In full swing of the Spanish transition to democracy, Losey shot this film with a screenplay by Spain’s Jorge Semprún, focussing on the uncertainty and confusion of anti-Franco exiles following the dictator’s death. A reflection on the indelible wounds left by fascism, starring one of French cinema’s greatest actors, Yves Montand. A prolongation of Alain Resnais’ La guerre est finie (The War is Over).
Joseph Losey
France - Italy - GDR
1979
176 min.
Mozart’s classical opera had never seen such a brilliant and luxurious movie adaptation as this one. Shot in spectacular Italian locations, the film combines Losey’s visual talent and the cinematographer Gerry Fisher with the genius of the Austrian composer, whose work is enhanced thanks to an unrepeatable cast: Ruggero Raimondi, Edda Moser, Kiri Te Kanawa, José Van Dam, Kenneth Riegel and Teresa Berganza, under the baton of Lorin Maazel.
Joseph Losey
Isabelle Huppert and Jeanne Moreau star in one of the lesser known works on Losey’s filmography, another of his cosmopolitan movies, shot in this case in France and Japan.
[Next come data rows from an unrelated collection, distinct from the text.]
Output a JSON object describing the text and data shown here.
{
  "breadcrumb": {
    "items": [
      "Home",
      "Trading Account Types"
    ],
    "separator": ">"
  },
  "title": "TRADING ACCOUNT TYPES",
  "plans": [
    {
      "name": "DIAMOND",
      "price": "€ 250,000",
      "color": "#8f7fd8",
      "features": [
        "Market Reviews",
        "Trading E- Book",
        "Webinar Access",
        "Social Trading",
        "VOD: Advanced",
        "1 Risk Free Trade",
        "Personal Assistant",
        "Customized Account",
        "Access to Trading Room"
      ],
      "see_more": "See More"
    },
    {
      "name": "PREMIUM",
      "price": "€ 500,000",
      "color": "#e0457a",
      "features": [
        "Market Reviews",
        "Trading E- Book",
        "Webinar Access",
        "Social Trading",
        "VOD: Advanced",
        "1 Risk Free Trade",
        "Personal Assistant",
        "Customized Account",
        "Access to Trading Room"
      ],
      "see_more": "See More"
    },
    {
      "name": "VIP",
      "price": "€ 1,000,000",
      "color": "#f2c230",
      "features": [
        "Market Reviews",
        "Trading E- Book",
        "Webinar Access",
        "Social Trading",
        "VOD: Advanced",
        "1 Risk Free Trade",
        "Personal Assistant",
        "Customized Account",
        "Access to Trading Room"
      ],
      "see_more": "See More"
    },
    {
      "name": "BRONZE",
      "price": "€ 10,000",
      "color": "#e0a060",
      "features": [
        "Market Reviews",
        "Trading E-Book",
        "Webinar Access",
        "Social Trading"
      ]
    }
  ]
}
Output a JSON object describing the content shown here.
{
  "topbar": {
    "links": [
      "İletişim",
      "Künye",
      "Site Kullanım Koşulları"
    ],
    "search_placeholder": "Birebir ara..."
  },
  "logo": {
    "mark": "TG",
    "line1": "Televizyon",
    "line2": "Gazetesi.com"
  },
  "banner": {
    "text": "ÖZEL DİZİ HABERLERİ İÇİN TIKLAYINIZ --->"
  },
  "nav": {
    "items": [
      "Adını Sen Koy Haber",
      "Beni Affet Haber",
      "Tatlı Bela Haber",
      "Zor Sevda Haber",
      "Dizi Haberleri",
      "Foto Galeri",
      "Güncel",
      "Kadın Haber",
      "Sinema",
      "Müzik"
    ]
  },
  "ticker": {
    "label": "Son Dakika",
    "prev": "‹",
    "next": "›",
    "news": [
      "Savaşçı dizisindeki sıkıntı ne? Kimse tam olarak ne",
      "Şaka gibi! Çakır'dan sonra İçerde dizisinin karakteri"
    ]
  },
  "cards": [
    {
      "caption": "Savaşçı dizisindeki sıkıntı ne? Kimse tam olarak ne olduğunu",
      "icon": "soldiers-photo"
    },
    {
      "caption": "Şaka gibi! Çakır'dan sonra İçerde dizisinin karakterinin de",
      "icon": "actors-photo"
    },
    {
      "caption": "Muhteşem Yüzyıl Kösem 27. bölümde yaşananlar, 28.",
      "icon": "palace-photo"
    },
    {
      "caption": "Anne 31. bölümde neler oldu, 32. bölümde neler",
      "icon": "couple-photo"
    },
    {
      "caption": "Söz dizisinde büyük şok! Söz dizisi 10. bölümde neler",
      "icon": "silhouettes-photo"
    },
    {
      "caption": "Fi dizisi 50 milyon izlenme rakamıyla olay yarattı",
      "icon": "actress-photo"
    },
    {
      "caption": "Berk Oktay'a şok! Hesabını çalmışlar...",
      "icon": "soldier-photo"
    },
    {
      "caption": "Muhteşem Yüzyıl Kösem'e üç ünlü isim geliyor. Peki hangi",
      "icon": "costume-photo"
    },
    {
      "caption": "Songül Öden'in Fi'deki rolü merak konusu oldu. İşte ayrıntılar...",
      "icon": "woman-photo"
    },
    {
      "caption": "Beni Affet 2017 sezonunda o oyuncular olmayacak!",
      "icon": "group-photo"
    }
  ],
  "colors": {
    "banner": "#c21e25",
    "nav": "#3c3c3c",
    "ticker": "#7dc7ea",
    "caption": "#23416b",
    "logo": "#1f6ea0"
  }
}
The film follows the moral dilemma of Frédérique, owner of a trout farm, torn between staying faithful to her ailing husband and her relations with another two men.
Joseph Losey
Losey’s movie farewell, released after his death in 1984, was also a tribute to an entire British cinema tradition thanks to its three stars: two of its most prestigious actresses, Vanessa Redgrave and Sarah Miles, join the former sex symbol of the 50s, Diana Dors, in her last work for the big screen. Three female patrons of a Turkish hammam set out on a crusade to prevent its closure.